In a trading update today, the lender said that it had seen continued recovery of business activity, supported by a more positive economic environment and outlook.

"The continued improvement in our performance in the third quarter is reflected by higher income, lower costs and an increase in capital," it added.

Bank of Ireland said it was progressing two deals with KBC Bank Ireland and Davy Stockbrokers, having reached a binding agreement with KBC earlier this month.

It said that both of these deals are set to complete in 2022, subject to regulatory and competition authority approvals.

"Both transactions support our business growth strategy and are financially transformative, supporting our target to deliver a ROTE in excess of 10% in the medium term," the bank added.

Bank of Ireland said its net interest income is 2% higher in the 9 months to September compared to the same time last year.

It said this reflected reduced funding costs and the increased application of negative interest rates on certain deposits.

The lender noted that the application of negative interest rates is helping to partially offset the low interest rate environment that continues to impact on liquid assets and structural hedges.

Customer loan volumes were stable at €76.7 billion at the end of September, while the bank posted net lending growth of €0.7 billion in Retail Ireland and Corporate.

New lending, excluding revolving credit facilities and on a constant currency basis, increased 7% in the nine month period compared to the same time in 2020.

Customer deposits stood €91.3 billion at the end of September, the bank said.

Bank of Ireland CEO Francesca McDonagh

"Our ambition as a National Champion Bank is to continue to support the economic recovery in our home market through accessible, responsible and sustainable lending, and in particular to support an increase in home building and buying in Ireland over the coming years," Bank of Ireland chief executive Francesca McDonagh said in today's trading update.

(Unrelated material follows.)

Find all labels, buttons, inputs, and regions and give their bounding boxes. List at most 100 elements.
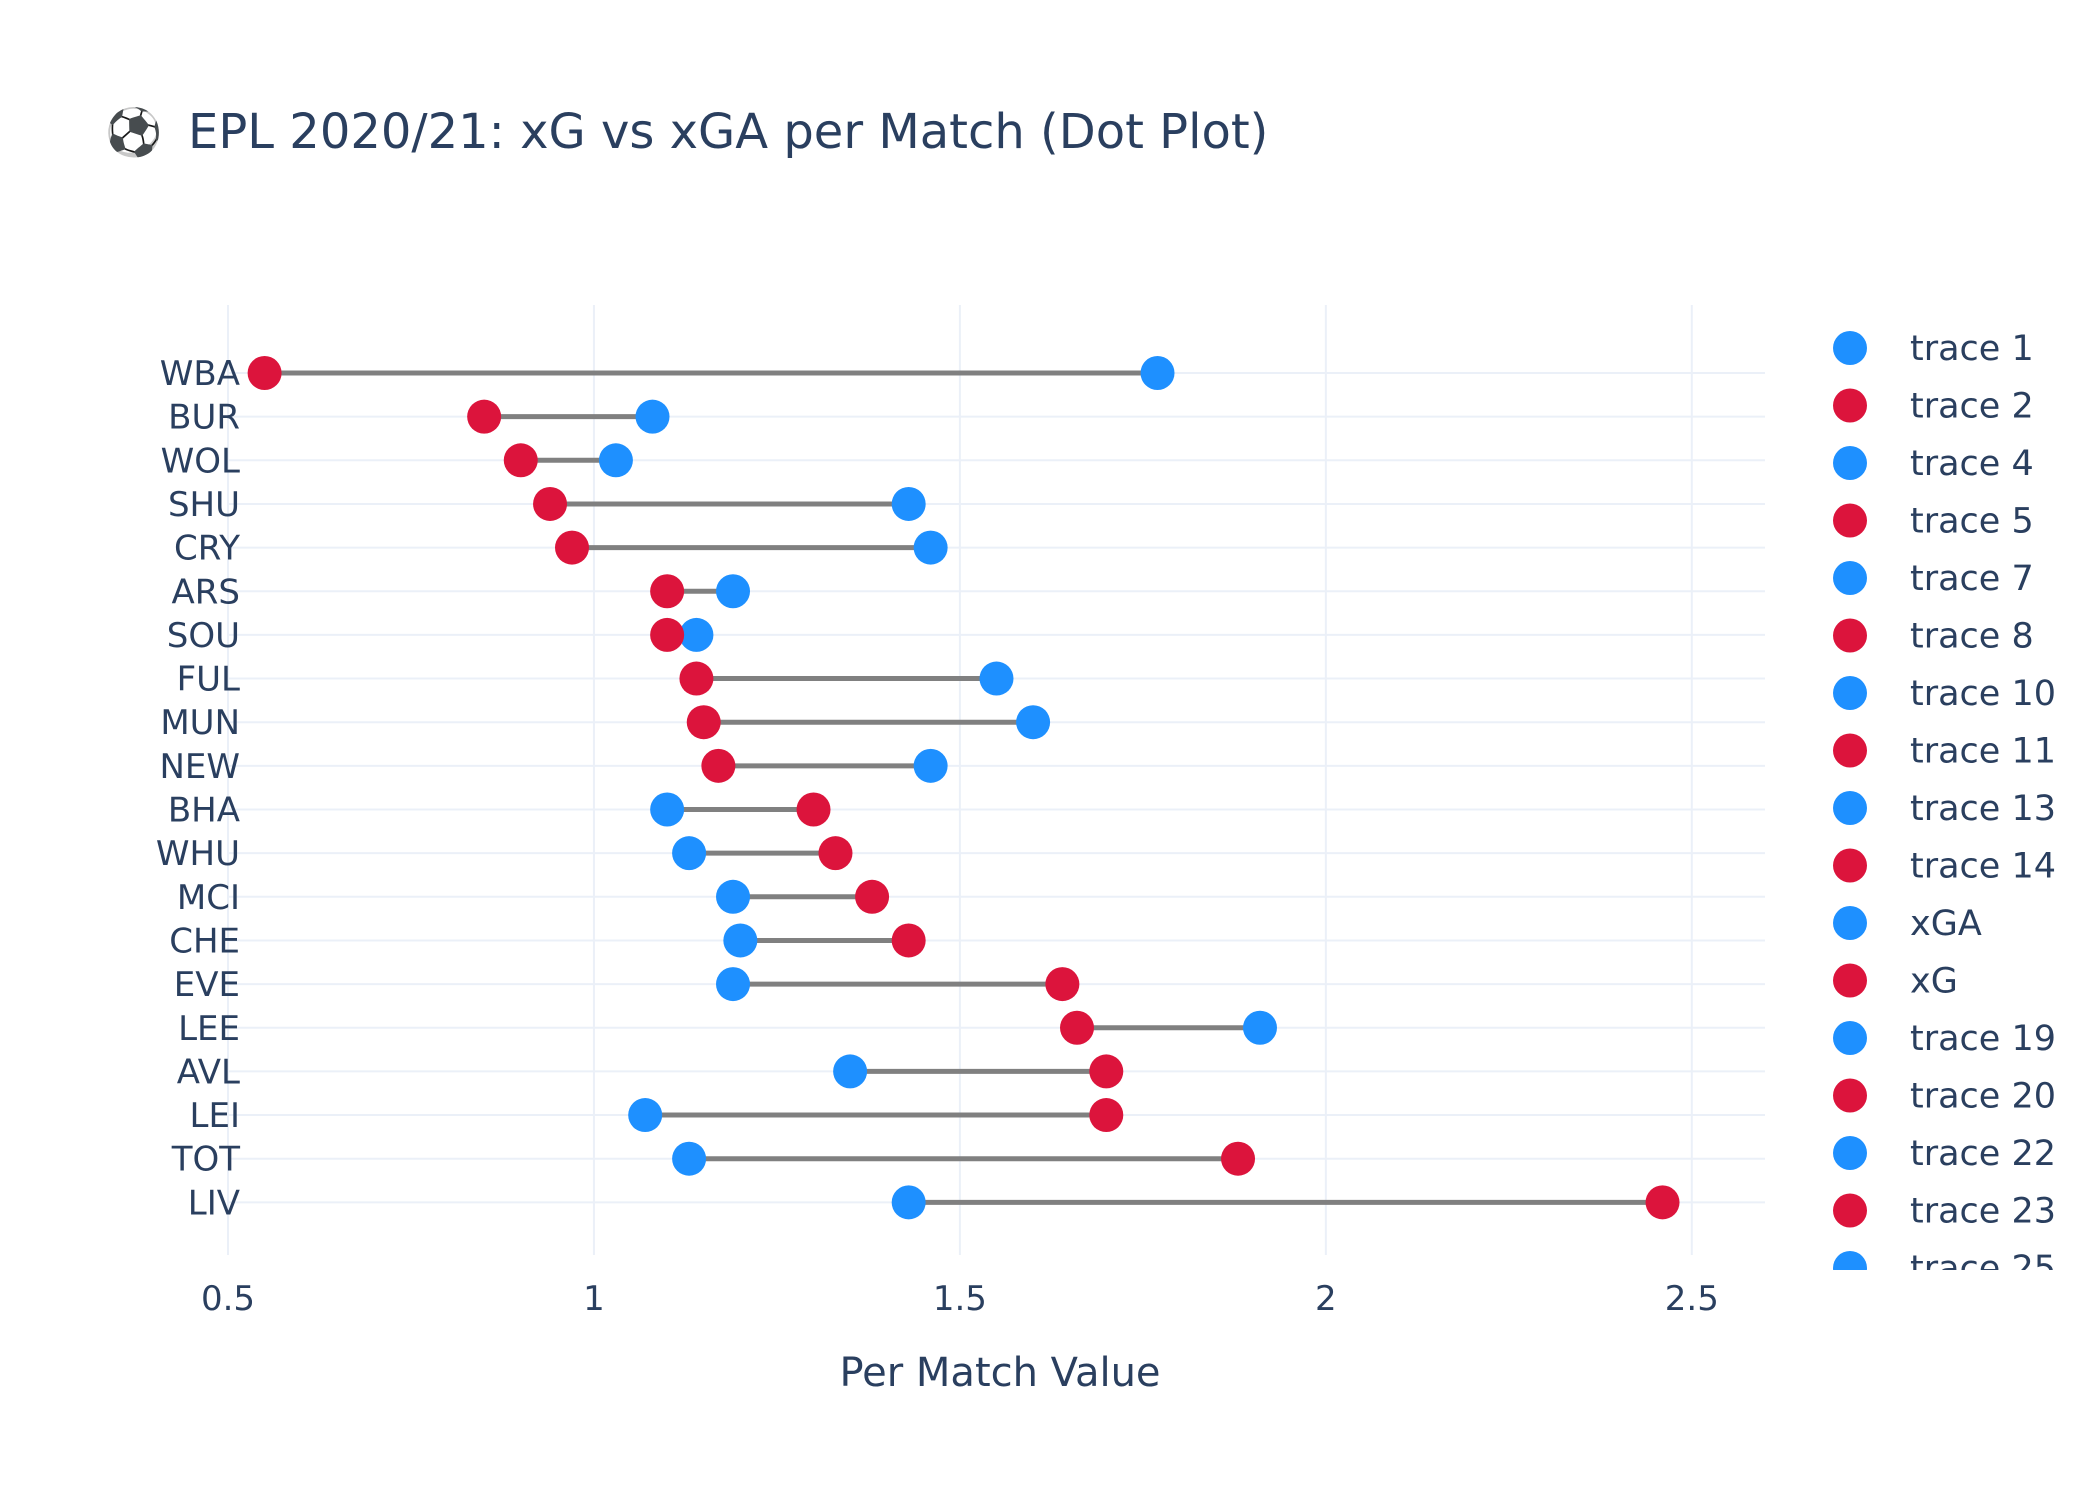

"In the nine months to end-September 2021 our green mortgage lending in Ireland has increased nearly 30% versus the same period in 2020. We recently announced improvements to our green mortgage range and we will continue to focus on our ESG commitments and play our part in supporting the green transition," Ms McDonagh added.

She also said that the third quarter marked an important moment in normalising the relationship between the Irish State and Bank of Ireland, with the Department of Finance progressing its sell down of the State shareholding in the Group, now down to less than 10%.

"This is a positive development - for Irish taxpayers, the Irish economy, and Bank of Ireland," she added.

Bank of Ireland shares were higher in Dublin trade today.